Im Lied heißt es, Maria sei unterwegs zu ihrer Tante Elisabeth. Beide sind hochschwanger und ein Kind zu gebären ist für sie ein dorniger Weg.

Die frühe Kirche lässt dann, angekommen bei ihrer Tante, Maria ein Lied singen, das Gott als Befreier und Erbauer einer neuen Gesellschaftsordnung preist.
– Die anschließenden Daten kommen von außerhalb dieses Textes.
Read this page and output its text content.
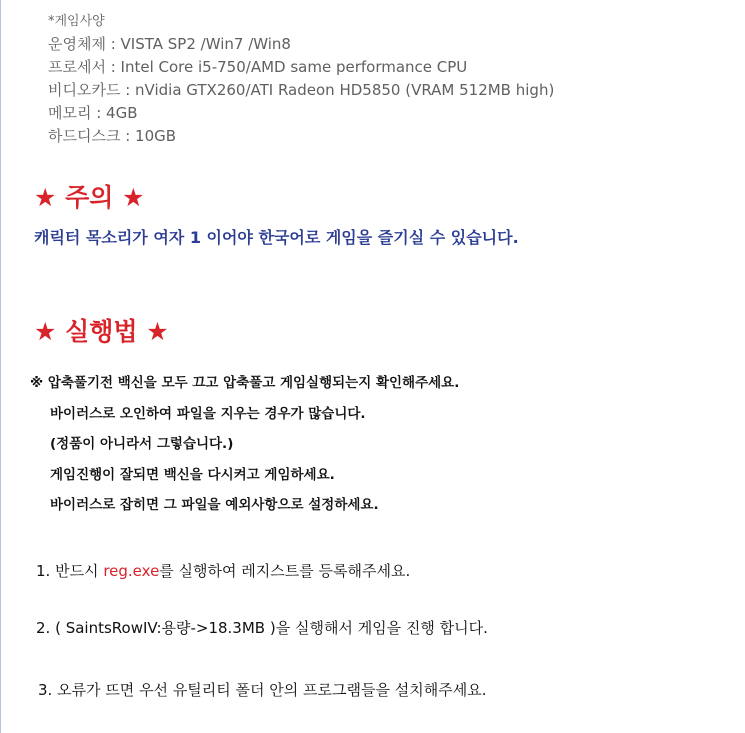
*게임사양
운영체제 : VISTA SP2 /Win7 /Win8
프로세서 : Intel Core i5-750/AMD same performance CPU
비디오카드 : nVidia GTX260/ATI Radeon HD5850 (VRAM 512MB high)
메모리 : 4GB
하드디스크 : 10GB
★ 주의 ★
캐릭터 목소리가 여자 1 이어야 한국어로 게임을 즐기실 수 있습니다.
★ 실행법 ★
※ 압축풀기전 백신을 모두 끄고 압축풀고 게임실행되는지 확인해주세요.
바이러스로 오인하여 파일을 지우는 경우가 많습니다.
(정품이 아니라서 그렇습니다.)
게임진행이 잘되면 백신을 다시켜고 게임하세요.
바이러스로 잡히면 그 파일을 예외사항으로 설정하세요.
1. 반드시 reg.exe를 실행하여 레지스트를 등록해주세요.
2. ( SaintsRowIV:용량->18.3MB )을 실행해서 게임을 진행 합니다.
3. 오류가 뜨면 우선 유틸리티 폴더 안의 프로그램들을 설치해주세요.
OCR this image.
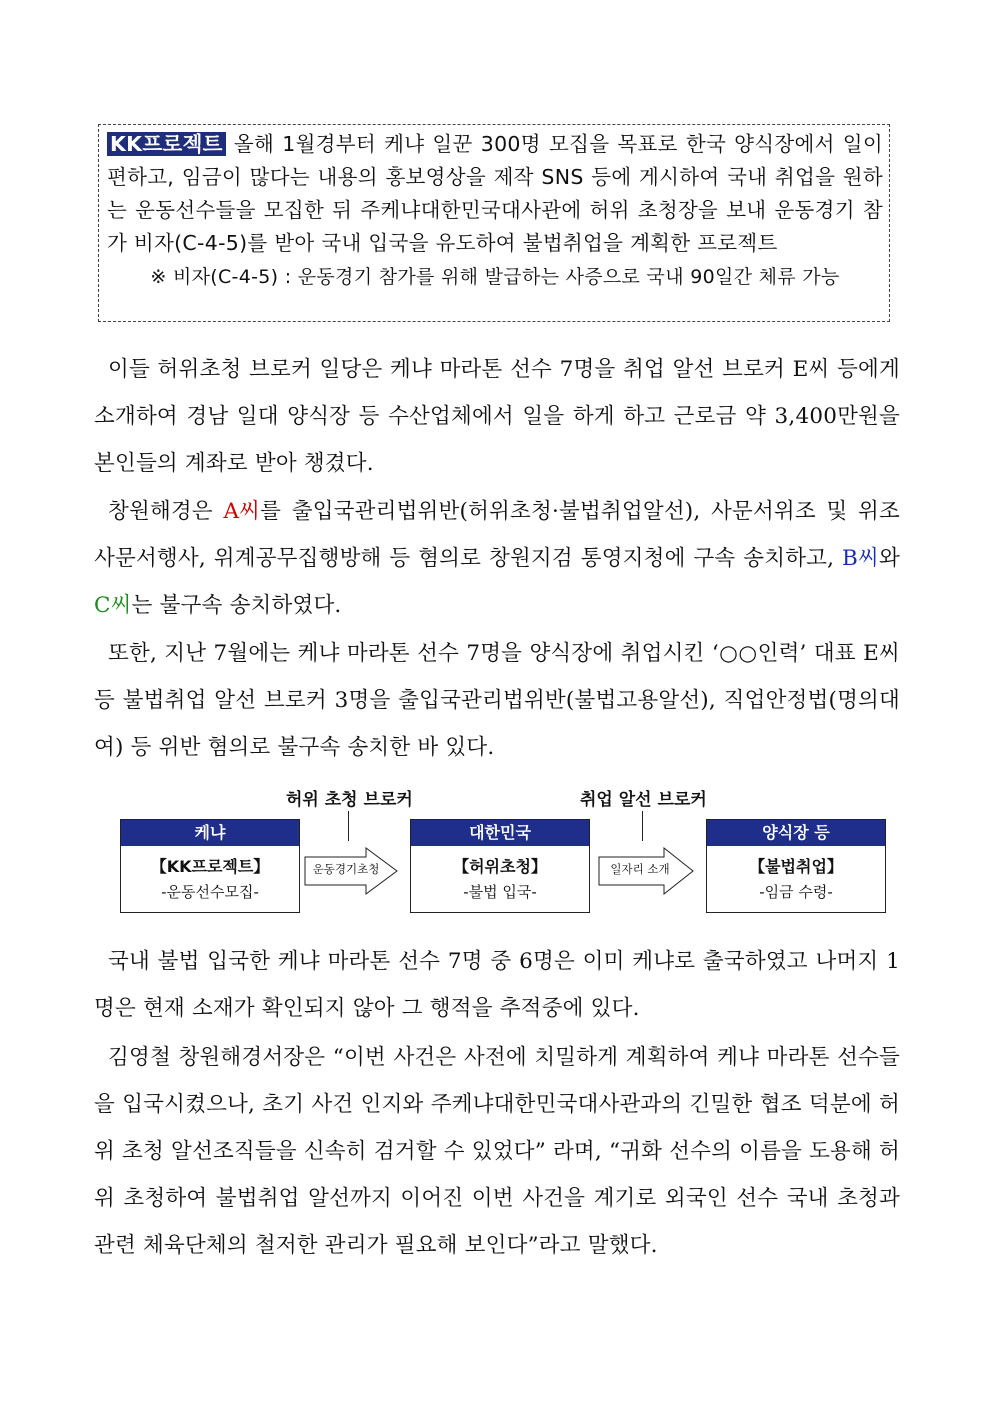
KK프로젝트 올해 1월경부터 케냐 일꾼 300명 모집을 목표로 한국 양식장에서 일이 편하고, 임금이 많다는 내용의 홍보영상을 제작 SNS 등에 게시하여 국내 취업을 원하는 운동선수들을 모집한 뒤 주케냐대한민국대사관에 허위 초청장을 보내 운동경기 참가 비자(C-4-5)를 받아 국내 입국을 유도하여 불법취업을 계획한 프로젝트
※ 비자(C-4-5) : 운동경기 참가를 위해 발급하는 사증으로 국내 90일간 체류 가능

이들 허위초청 브로커 일당은 케냐 마라톤 선수 7명을 취업 알선 브로커 E씨 등에게 소개하여 경남 일대 양식장 등 수산업체에서 일을 하게 하고 근로금 약 3,400만원을 본인들의 계좌로 받아 챙겼다.

창원해경은 A씨를 출입국관리법위반(허위초청·불법취업알선), 사문서위조 및 위조사문서행사, 위계공무집행방해 등 혐의로 창원지검 통영지청에 구속 송치하고, B씨와 C씨는 불구속 송치하였다.

또한, 지난 7월에는 케냐 마라톤 선수 7명을 양식장에 취업시킨 ‘○○인력’ 대표 E씨 등 불법취업 알선 브로커 3명을 출입국관리법위반(불법고용알선), 직업안정법(명의대여) 등 위반 혐의로 불구속 송치한 바 있다.

허위 초청 브로커	취업 알선 브로커
케냐
【KK프로젝트】
-운동선수모집-
운동경기초청
대한민국
【허위초청】
-불법 입국-
일자리 소개
양식장 등
【불법취업】
-임금 수령-

국내 불법 입국한 케냐 마라톤 선수 7명 중 6명은 이미 케냐로 출국하였고 나머지 1명은 현재 소재가 확인되지 않아 그 행적을 추적중에 있다.

김영철 창원해경서장은 “이번 사건은 사전에 치밀하게 계획하여 케냐 마라톤 선수들을 입국시켰으나, 초기 사건 인지와 주케냐대한민국대사관과의 긴밀한 협조 덕분에 허위 초청 알선조직들을 신속히 검거할 수 있었다” 라며, “귀화 선수의 이름을 도용해 허위 초청하여 불법취업 알선까지 이어진 이번 사건을 계기로 외국인 선수 국내 초청과 관련 체육단체의 철저한 관리가 필요해 보인다”라고 말했다.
Das ist Advent: Eintreten für eine gerechtere Welt, ein gemeinsames Bekenntnis zu Solidarität mit den Armen und Übervorteilten der Welt. Wir warten aber auf eine Erlösung, die allein vom Menschen nicht kommen kann, weil wir uns zumeist um die kleinen selbst gebastelten Horizonte drehen. Wir warten auf Erlösung jenseits eines geschichtlichen Verständnisses und konstruierter Planmäßigkeit. Wir warten auf Grenzen sprengende Allbarmherzigkeit. Das wird nicht menschengemacht sein.

Meine Lieben,
so sicher wie es ist, dass dornige Rosen im Frühjahr wieder blühen werden, so ist es in diesem Advent meine mit euch geteilte Sehnsucht, daß auch aus den Dornen unserer Zeit Rosen blühen können. Beschneidungen sind dafür notwendig und guter Dünger ebenso.
Gott würde Mensch, lassen wir es geschehen, ohne Dornen, geht es nicht.